Enda Kenny took the reins as Ireland's prime minister on Wednesday following a dramatic general election in the wake of an economic collapse.
Kenny, a 59-year-old former teacher, was elected by 117 votes to 27 by lawmakers in the Dail, or lower house of parliament, and will head a coalition government of his centre-right Fine Gael party and centre-left Labour.
He is the first Taoiseach, or prime minister, from Fine Gael since 1997 after the once-dominant Fianna Fail party was hammered by voters last month.
Top of the new government's list of priorities is a difficult renegotiation of an IMF-EU bailout package that Ireland was forced to accept last year after an economy once dubbed the "Celtic Tiger" slowed dramatically.
In his maiden speech, Kenny told lawmakers he was "very mindful of the task" ahead of him in rebuilding the economy.
"This current crisis is the darkest hour before the dawn," he said, adding that a "bright new day" had come.
"We do stand on the threshold of fundamental change, but there is equally another task, and that is the task of renewal," he said.
Fine Gael and Labour, led by Eamon Gilmore, have produced a 64-page "Government for National Recovery" programme aimed at tackling the debt-ridden eurozone country's economic crisis.
The government will have only a brief honeymoon as both coalition parties made renegotiation of the international bailout terms a key priority and they have little time to lose as they face their fellow eurozone leaders at a summit on Friday.
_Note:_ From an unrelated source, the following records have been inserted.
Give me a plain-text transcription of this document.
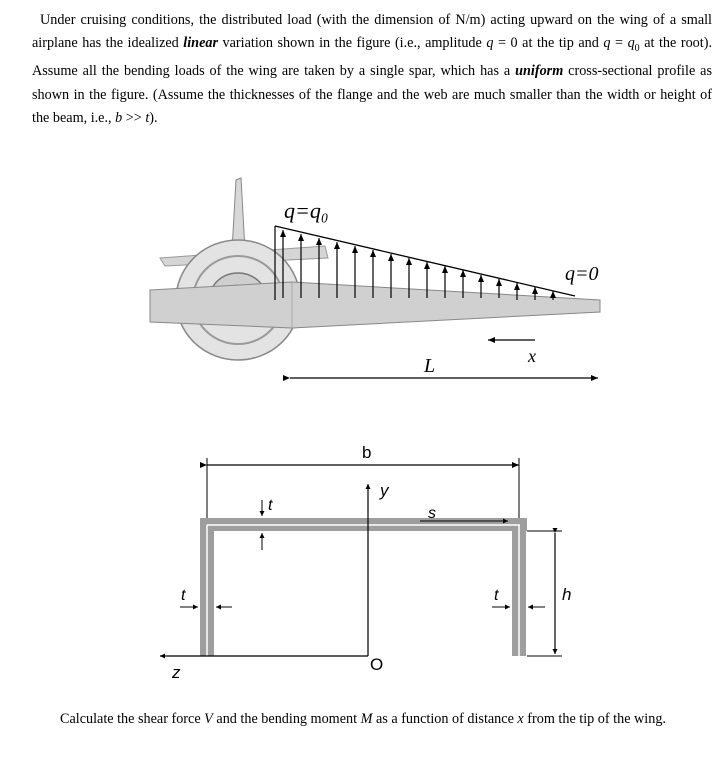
Under cruising conditions, the distributed load (with the dimension of N/m) acting upward on the wing of a small airplane has the idealized linear variation shown in the figure (i.e., amplitude q = 0 at the tip and $q = q_0$ at the root). Assume all the bending loads of the wing are taken by a single spar, which has a uniform cross-sectional profile as shown in the figure. (Assume the thicknesses of the flange and the web are much smaller than the width or height of the beam, i.e., b >> t).
q=q₀
q=0
L	x
b
y
O
s
t
t	t	h
z
Calculate the shear force V and the bending moment M as a function of distance x from the tip of the wing.
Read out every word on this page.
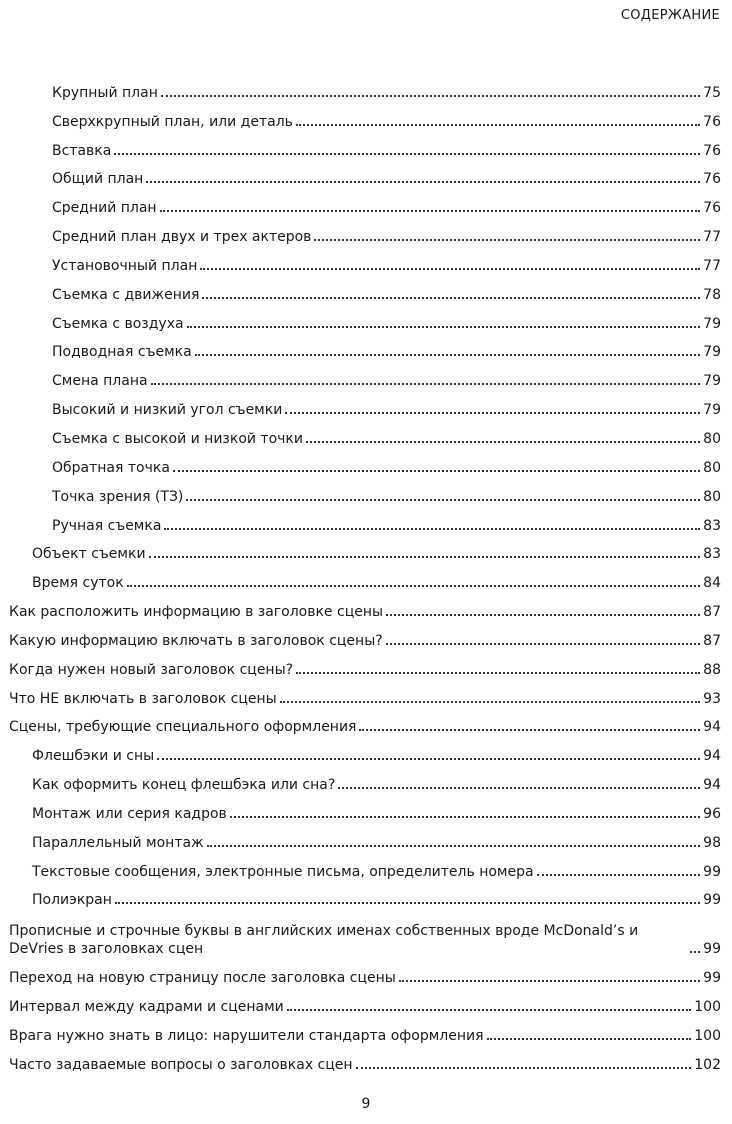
СОДЕРЖАНИЕ
Крупный план	75
Сверхкрупный план, или деталь	76
Вставка	76
Общий план	76
Средний план	76
Средний план двух и трех актеров	77
Установочный план	77
Съемка с движения	78
Съемка с воздуха	79
Подводная съемка	79
Смена плана	79
Высокий и низкий угол съемки	79
Съемка с высокой и низкой точки	80
Обратная точка	80
Точка зрения (ТЗ)	80
Ручная съемка	83
Объект съемки	83
Время суток	84
Как расположить информацию в заголовке сцены	87
Какую информацию включать в заголовок сцены?	87
Когда нужен новый заголовок сцены?	88
Что НЕ включать в заголовок сцены	93
Сцены, требующие специального оформления	94
Флешбэки и сны	94
Как оформить конец флешбэка или сна?	94
Монтаж или серия кадров	96
Параллельный монтаж	98
Текстовые сообщения, электронные письма, определитель номера	99
Полиэкран	99
Прописные и строчные буквы в английских именах собственных вроде McDonald’s и DeVries в заголовках сцен	99
Переход на новую страницу после заголовка сцены	99
Интервал между кадрами и сценами	100
Врага нужно знать в лицо: нарушители стандарта оформления	100
Часто задаваемые вопросы о заголовках сцен	102
9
The veteran Michael Noonan, a former leader of Fine Gael, is likely to be named finance minister.
With 76 seats for Fine Gael and 37 for Labour, the new coalition will have a huge majority in the 166-seat Dail.
The election redrew Ireland's political map as voters punished Fianna Fail, the party of outgoing premier Brian Cowen, which had dominated Irish politics for 80 years but was blamed for the disastrous economic situation.
Fianna Fail won just 20 seats, down from the 78 it took in 2007.
Its demise came after it agreed a bailout worth 85 billion euros ($115 billion) with the European Union and the International Monetary Fund last November, which many Irish see as a humiliation.
It made Ireland the second country in the 17-nation eurozone after Greece to accept emergency help.
Across the floor of the Dail, the new coalition will face a more radical hard-left opposition after Sinn Fein almost tripled its seats to 14, while its president Gerry Adams enters the republic's parliament for the first time.
Among 19 independents and other lawmakers elected is a united left alliance group.
The coalition programme pledges to achieve the three percent of gross domestic product target for the deficit by 2015.
In order to "enhance international credibility," the coalition will also stick to austerity targets for 2011-2012 set out in a four-year plan drawn up by the last government.
Ireland's budget deficit reached an alarming 32 percent of GDP after a state bailout of the country's banks, which had lent recklessly and fuelled an unsustainable property boom.
The coalition pledges to reform the much-derided finance ministry "by bringing in new leadership and skills to restore its capacity and credibility in financial and macroeconomic management."